Endura is one of Britain's best-known performance cycling brands - built on technical innovation and trusted by serious riders. As part of Pentland Brands, it had the resources and ambition to grow its direct relationship with customers. But the question it was wrestling with was less about scale and more about direction: what would a direct-to-consumer model actually look like, and would customers want it?
The internal innovation team had a specific proposition in mind - a customisation and team-kit service they called 'Made By You'. The commercial logic was sound. The demand assumptions were untested. And the risk of building something customers did not actually want was significant.

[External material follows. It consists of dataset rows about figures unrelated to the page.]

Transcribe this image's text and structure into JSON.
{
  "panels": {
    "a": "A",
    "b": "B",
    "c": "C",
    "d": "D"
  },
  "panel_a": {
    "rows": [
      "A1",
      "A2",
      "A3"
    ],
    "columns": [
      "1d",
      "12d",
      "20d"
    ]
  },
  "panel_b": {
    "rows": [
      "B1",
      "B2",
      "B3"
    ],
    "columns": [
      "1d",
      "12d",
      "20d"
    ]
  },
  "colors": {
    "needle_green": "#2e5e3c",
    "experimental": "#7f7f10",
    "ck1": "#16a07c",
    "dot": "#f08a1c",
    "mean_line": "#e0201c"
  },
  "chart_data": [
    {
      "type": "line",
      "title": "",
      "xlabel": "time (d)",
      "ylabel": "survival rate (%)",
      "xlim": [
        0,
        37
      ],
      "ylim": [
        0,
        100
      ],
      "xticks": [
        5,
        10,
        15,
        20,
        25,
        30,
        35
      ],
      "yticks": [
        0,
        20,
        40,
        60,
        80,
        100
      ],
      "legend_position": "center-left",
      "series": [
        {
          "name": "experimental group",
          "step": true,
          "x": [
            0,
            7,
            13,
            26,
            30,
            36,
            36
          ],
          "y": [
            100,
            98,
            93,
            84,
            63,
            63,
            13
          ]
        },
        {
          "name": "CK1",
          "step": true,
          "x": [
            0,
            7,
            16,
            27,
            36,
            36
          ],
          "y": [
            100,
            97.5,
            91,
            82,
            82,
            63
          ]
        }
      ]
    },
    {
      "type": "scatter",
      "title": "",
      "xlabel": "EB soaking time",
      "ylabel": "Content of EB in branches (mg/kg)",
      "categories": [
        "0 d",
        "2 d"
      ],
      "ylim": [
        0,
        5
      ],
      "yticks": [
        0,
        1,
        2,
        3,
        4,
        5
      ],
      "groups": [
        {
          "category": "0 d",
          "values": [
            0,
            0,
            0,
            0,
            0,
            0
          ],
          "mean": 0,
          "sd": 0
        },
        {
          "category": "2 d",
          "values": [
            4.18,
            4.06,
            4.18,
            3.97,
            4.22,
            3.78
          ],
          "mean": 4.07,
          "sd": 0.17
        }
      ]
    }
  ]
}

Before committing development resource to a full build, Endura needed to know whether the proposition would hold up when real customers engaged with it. They brought in Distinction to design and run a structured testing programme.
"Distinction is a brilliant company, always putting users' needs and engagement at the forefront of everything they deliver whilst linking back to the project goals and objectives."
This was a proposition testing engagement, not a platform build. The task was to validate the 'Made By You' concept quickly and cheaply - using prototypes and structured user research rather than production code.
We started by working closely with the Endura innovation team to define exactly what we were testing. Not the technology. Not the visual design. The underlying assumptions: would cyclists engage with a customisation tool, what level of complexity was acceptable, and at what point did the process feel like effort rather than value?
From there, we designed and built a high-fidelity interactive prototype - detailed enough to feel real to users, but built fast enough to be revised between research sessions. We ran structured research with Endura's target customers across different segments: club riders, occasional cyclists, and team buyers. Each session tested a specific part of the proposition and fed directly into the next iteration.
We led all sessions, synthesised findings, and delivered a clear output at the end of each sprint: what worked, what did not, what needed to change, and - critically - what was ready to move into development and what was not.

The testing programme gave Endura's leadership team something they could not have had from a traditional brief-and-build approach: evidence. Not assumptions about what customers might do - actual behaviour from real users interacting with a realistic version of the product.
Several key design decisions were validated early. Others were revised significantly based on what users actually did rather than what the team had assumed they would do. One element of the proposition was deprioritised entirely after research showed it added friction without adding value - a finding that saved meaningful development spend.
By the end of the programme, Endura had a clear view of which parts of the proposition were ready to build, a prioritised roadmap for subsequent phases, and confidence that the core 'Made By You' mechanic had genuine customer appeal.